When Dr. Rennie Newton's jury duty on a case involving a contract killer ends in an acquittal for Ricky Lozada, her carefully composed and very private life begins to unravel. First, someone breaks into her house to leave her an anonymous dozen red roses. Then her colleague and one-time rival for the chief of surgery job is murdered in the parking lot of her hospital, which makes her a prime suspect, especially when the police learn that she's killed a man once before. None of that stops Detective Wick Threadgill from falling in love with her; unlike his partner, he's sure that Lozada, not Rennie, is behind Howell's murder. And it soon becomes clear that the killer is so obsessed with Rennie that he'll do anything to have her--including killing again.
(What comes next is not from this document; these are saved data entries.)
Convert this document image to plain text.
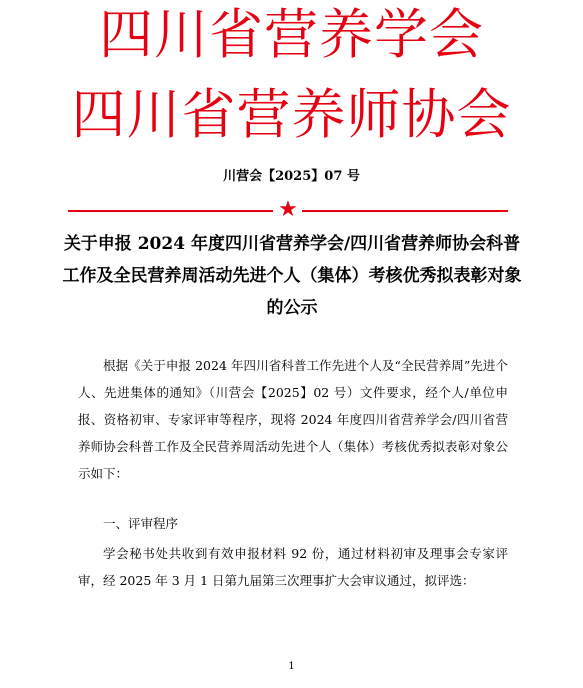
四川省营养学会
四川省营养师协会
川营会【2025】07 号
★
关于申报 2024 年度四川省营养学会/四川省营养师协会科普工作及全民营养周活动先进个人（集体）考核优秀拟表彰对象的公示
根据《关于申报 2024 年四川省科普工作先进个人及“全民营养周”先进个人、先进集体的通知》（川营会【2025】02 号）文件要求，经个人/单位申报、资格初审、专家评审等程序，现将 2024 年度四川省营养学会/四川省营养师协会科普工作及全民营养周活动先进个人（集体）考核优秀拟表彰对象公示如下：
一、评审程序
学会秘书处共收到有效申报材料 92 份，通过材料初审及理事会专家评审，经 2025 年 3 月 1 日第九届第三次理事扩大会审议通过，拟评选：
1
Brown, master of the romantic mystery, goes into darker territory here, but she handles it with her usual deftness and turns in a well-paced if not particularly heart-stopping thriller with the requisite happy ending for Rennie and Wick. --Jane Adams
From Publishers Weekly
Brown's latest thriller pits the infamous Ricky Lozada, an unscrupulous killer for hire, against Wick Threadgill, a wily, disgruntled detective on leave from the force. Threadgill's former partner, Oren Wesley, lures him back with the news that Lozada-against whom Threadgill has a personal vendetta-has murdered a respected doctor. The author ups the stakes by giving Threadgill and the killer the same love interest: Dr. Rennie Newton, a no-nonsense surgeon who unwittingly attracts Lozada's obsessive attention while serving on a jury that acquits him for murder. Newton's secret past raises doubts about where exactly her loyalties lie, and Brown deftly builds suspense around the romantic aspect of her story. She also scores points for her insight into the sociopath's mind, despite a rather facile explanation of how he went bad. (Not everyone with a handicapped younger sibling who gets all the parents' attention ends up a ruthless killer.) Similarly, the underlying reason for Dr. Newton's startling transformation from a young adult who lived on the wild side to a cold, controlled professional is too pat. Worst of all, Brown's prose seems aimed at an audience of eighth-graders, padded throughout with a slew of adjectives, useless descriptions and catch phrases ("Is that your final answer?"). But once things get rolling, the plot crackles with tension moving toward the final showdown between Lozada and Wick. Brown fans will not be disappointed.